How to Read Financial Statements
Ten Items to look for in an organizations’ Financial Statements
There are four main statements:
Balance sheet, Income statement, statement of cash position and statement of equity.
A Balance sheet demonstrates what a company owns and what is owed as of a specific date in time. Assets (Property, equipment, inventory, cash), Liabilities (money or property owed) and Equity (Value of the company) are included on a balance sheet. The Assets must always equal the liabilities + the equity.
1) What is their current cash balance? Has it changed drastically since the previous period or since the end of their last fiscal year?
2) How much liability does the company have? Is it short-term (which will be paid within a year) or long term? Too much of either does not demonstrate a financially stable organization.

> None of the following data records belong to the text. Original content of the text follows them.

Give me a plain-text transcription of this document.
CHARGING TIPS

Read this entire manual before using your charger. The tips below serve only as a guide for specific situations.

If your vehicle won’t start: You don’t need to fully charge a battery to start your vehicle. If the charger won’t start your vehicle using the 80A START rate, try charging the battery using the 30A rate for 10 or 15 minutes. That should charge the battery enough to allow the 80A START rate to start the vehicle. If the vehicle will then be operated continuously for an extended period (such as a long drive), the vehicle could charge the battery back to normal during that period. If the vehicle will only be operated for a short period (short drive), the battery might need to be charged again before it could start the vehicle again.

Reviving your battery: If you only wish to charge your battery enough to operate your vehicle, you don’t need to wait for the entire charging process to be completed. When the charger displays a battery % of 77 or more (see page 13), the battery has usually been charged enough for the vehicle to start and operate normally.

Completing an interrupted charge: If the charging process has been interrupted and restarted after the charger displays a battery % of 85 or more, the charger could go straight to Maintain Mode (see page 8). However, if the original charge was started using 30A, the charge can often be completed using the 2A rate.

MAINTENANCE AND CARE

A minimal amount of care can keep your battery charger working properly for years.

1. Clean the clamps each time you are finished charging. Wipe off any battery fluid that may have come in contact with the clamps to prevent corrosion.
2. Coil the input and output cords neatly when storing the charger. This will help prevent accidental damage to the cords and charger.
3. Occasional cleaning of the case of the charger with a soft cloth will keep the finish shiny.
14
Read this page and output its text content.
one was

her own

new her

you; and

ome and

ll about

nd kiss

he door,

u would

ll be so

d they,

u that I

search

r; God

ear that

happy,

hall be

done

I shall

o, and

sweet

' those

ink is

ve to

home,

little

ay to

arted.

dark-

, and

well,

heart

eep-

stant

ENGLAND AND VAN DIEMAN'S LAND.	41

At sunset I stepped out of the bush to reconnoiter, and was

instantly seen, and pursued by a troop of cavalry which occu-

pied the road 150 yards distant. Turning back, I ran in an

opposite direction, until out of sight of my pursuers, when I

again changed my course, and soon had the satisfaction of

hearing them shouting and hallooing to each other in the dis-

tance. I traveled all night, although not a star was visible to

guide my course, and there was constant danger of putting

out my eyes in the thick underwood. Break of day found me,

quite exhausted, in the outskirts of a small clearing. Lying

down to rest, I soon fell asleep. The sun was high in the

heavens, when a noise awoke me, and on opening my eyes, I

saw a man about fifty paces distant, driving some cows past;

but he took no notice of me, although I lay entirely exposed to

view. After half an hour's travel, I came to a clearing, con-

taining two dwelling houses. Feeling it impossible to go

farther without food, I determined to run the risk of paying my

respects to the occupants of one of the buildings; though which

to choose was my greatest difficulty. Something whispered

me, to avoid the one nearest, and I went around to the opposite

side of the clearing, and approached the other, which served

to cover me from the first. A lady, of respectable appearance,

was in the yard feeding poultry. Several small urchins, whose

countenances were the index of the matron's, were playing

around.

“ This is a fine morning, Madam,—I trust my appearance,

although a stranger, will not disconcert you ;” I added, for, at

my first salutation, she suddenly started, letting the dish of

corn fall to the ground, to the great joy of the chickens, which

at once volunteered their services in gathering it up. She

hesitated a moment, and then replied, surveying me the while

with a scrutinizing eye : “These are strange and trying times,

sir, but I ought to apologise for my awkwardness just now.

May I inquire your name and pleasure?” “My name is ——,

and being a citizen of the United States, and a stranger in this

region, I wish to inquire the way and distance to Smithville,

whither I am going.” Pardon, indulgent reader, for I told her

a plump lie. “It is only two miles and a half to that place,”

The Income Statement shows revenue earned over a specific period (perhaps a month or a year) and the expenses associated with earning that revenue.
3) Compare budget to actual numbers? If there is a large variance in either direction, there may be a reporting problem.
4) Is the bottom line a negative number? If so, expenses are exceeding revenue. If this happens on a consistent basis, the company is losing money and this is a problem.
Cash flow statements report the inflows and outflows of cash. While it is important to read the income statement to know whether or not a company made a profit; the cash flow statement will demonstrate whether the company generated any cash. Cash flow statements are divided into; operating activities, investing activities and financing activities.
5) The bottom line shows the increase or decrease in cash for a given period.
6) Operating activities are based on the amount of cash the company generated from sales less cash used from the activities.
7) Investing activities include all investments as well as purchases or sales of property, plant and equipment.
8) Financing activities include cash received from loans or selling stock and cash paid out on loans would reduce the amount of cash.
9) Read the footnotes to the financial statement. There are times when the footnotes will offer more information than the statements themselves. A key piece of information available in the footnotes may be income taxes paid, pension or retirement plans, and the amount of stock options executives or employees hold.
10) How much working capital does the organization have? Subtract current liabilities from current assets. If the two are very close the organization may not be financially stable.